Mi madre siempre fue muy estricta conmigo. Mi padre solía estar constantemente viajando por negocios, dejando a mi madre al mando de todo. Él me quería mucho, y cada vez que volvía a casa traía una montaña de regalos para mí. Sin embargo, mi madre nunca me mostró ese tipo de afecto. Un día, mi padre se marchó de viaje y nunca regresó.

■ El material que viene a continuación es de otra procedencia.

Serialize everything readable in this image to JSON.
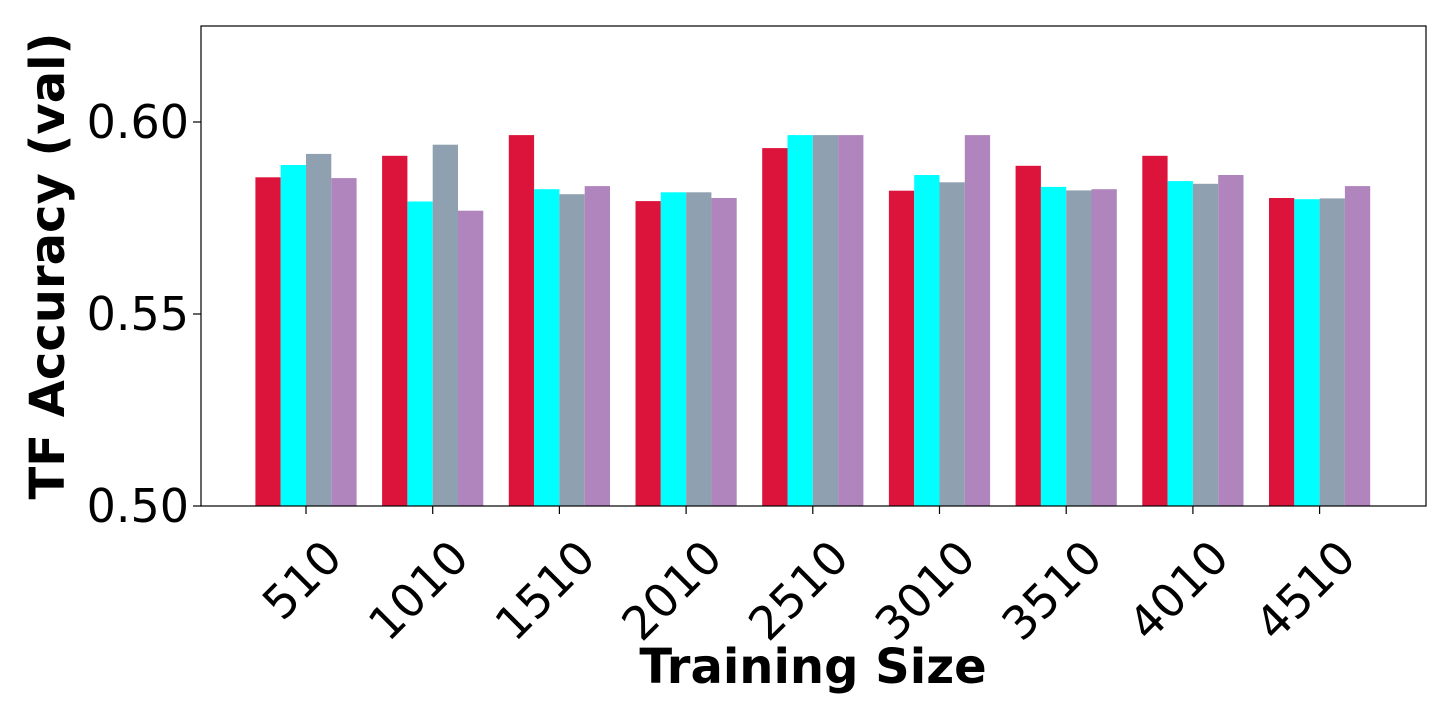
{
  "chart_data": {
    "type": "bar",
    "title": "",
    "xlabel": "Training Size",
    "ylabel": "TF Accuracy (val)",
    "ylim": [
      0.5,
      0.625
    ],
    "yticks": [
      "0.50",
      "0.55",
      "0.60"
    ],
    "ytick_values": [
      0.5,
      0.55,
      0.6
    ],
    "categories": [
      "510",
      "1010",
      "1510",
      "2010",
      "2510",
      "3010",
      "3510",
      "4010",
      "4510"
    ],
    "grid": false,
    "legend": "none",
    "series": [
      {
        "color": "#dc143c",
        "values": [
          0.5856,
          0.5912,
          0.5966,
          0.5794,
          0.5932,
          0.5821,
          0.5886,
          0.5912,
          0.5802
        ]
      },
      {
        "color": "#00ffff",
        "values": [
          0.5888,
          0.5793,
          0.5825,
          0.5817,
          0.5966,
          0.5862,
          0.5831,
          0.5846,
          0.5799
        ]
      },
      {
        "color": "#8fa1b0",
        "values": [
          0.5917,
          0.5941,
          0.5812,
          0.5817,
          0.5966,
          0.5843,
          0.5822,
          0.5839,
          0.5801
        ]
      },
      {
        "color": "#b084bd",
        "values": [
          0.5854,
          0.5769,
          0.5833,
          0.5802,
          0.5966,
          0.5966,
          0.5825,
          0.5862,
          0.5833
        ]
      }
    ]
  }
}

En el colegio nunca tuve amigos. Iba siempre vestido como un mendigo, con una chaqueta y unos pantalones de uniforme escolar que mi madre había encontrado abandonados en la calle. Ella me repetía: “Ponte lo que tienes. Primero tengo que poner mi vida en orden, no hay dinero para caprichos”. Así que llevé esa ropa fea y desgastada durante todo quinto de primaria, sin protestar.
Más tarde, una vecina me regaló la antigua uniforme escolar de su hija María, quien acababa de terminar el bachillerato. Lo llevé hasta graduarme. En cuanto al calzado, aproveché cualquier par que encontraba y los usé hasta que me quedaron pequeños. Al final, terminé el instituto con buenas notas y decidí matricularme en la universidad. Opté por estudiar economía. En la residencia, seguía poniéndome las prendas que me daban mis compañeros cuando se cansaban de ellas.
Un día conocí a Rodrigo, que había terminado la carrera unos años antes. Empezamos a vernos y, al cabo de un tiempo, me presentó a sus padres. Cuando los visitamos, me avergoncé de mis viejos zapatos, rotos y desteñidos. Tenía los pies mojados, aunque su madre fingió no darse cuenta. Al día siguiente me invitó de nuevo y me regaló unos zapatos nuevos.
Temía que los padres de Rodrigo no me aceptaran, pero pronto comenzaron a tratarme como parte de la familia. No sé qué hice para merecerlo. Nos regalaron una casa al casarnos y, tras acabar mis estudios, mi suegra me ofreció un puesto en su empresa, con un buen salario: más de 2.000 euros al mes. Por fin podía comprar lo que necesitaba. Siempre daré gracias a Dios por haberme permitido salir adelante.
Cuando mi madre se enteró de que estaba casada, tenía un trabajo estable y mi propio piso en Madrid, apareció rápidamente para pedirme ayuda económica. Sin embargo, nuestra conversación fue escuchada por mi suegra, quien llamó a Rodrigo y a nuestro hijo para que volviesen a casa. Finalmente, Rodrigo explicó a mi madre que no debía esperar nada más de mí. Dejó claro que agradecía tener una hija, pero que ella no debía volver nunca a nuestra casa. Desde aquel momento, mi madre no me ha vuelto a contactar y ahora espero con ilusión el nacimiento de nuestro pequeño.
Hoy, al mirar atrás, entiendo que la familia se construye con amor y respeto, no con obligaciones ni reproches. Esta ha sido la mayor lección de mi vida.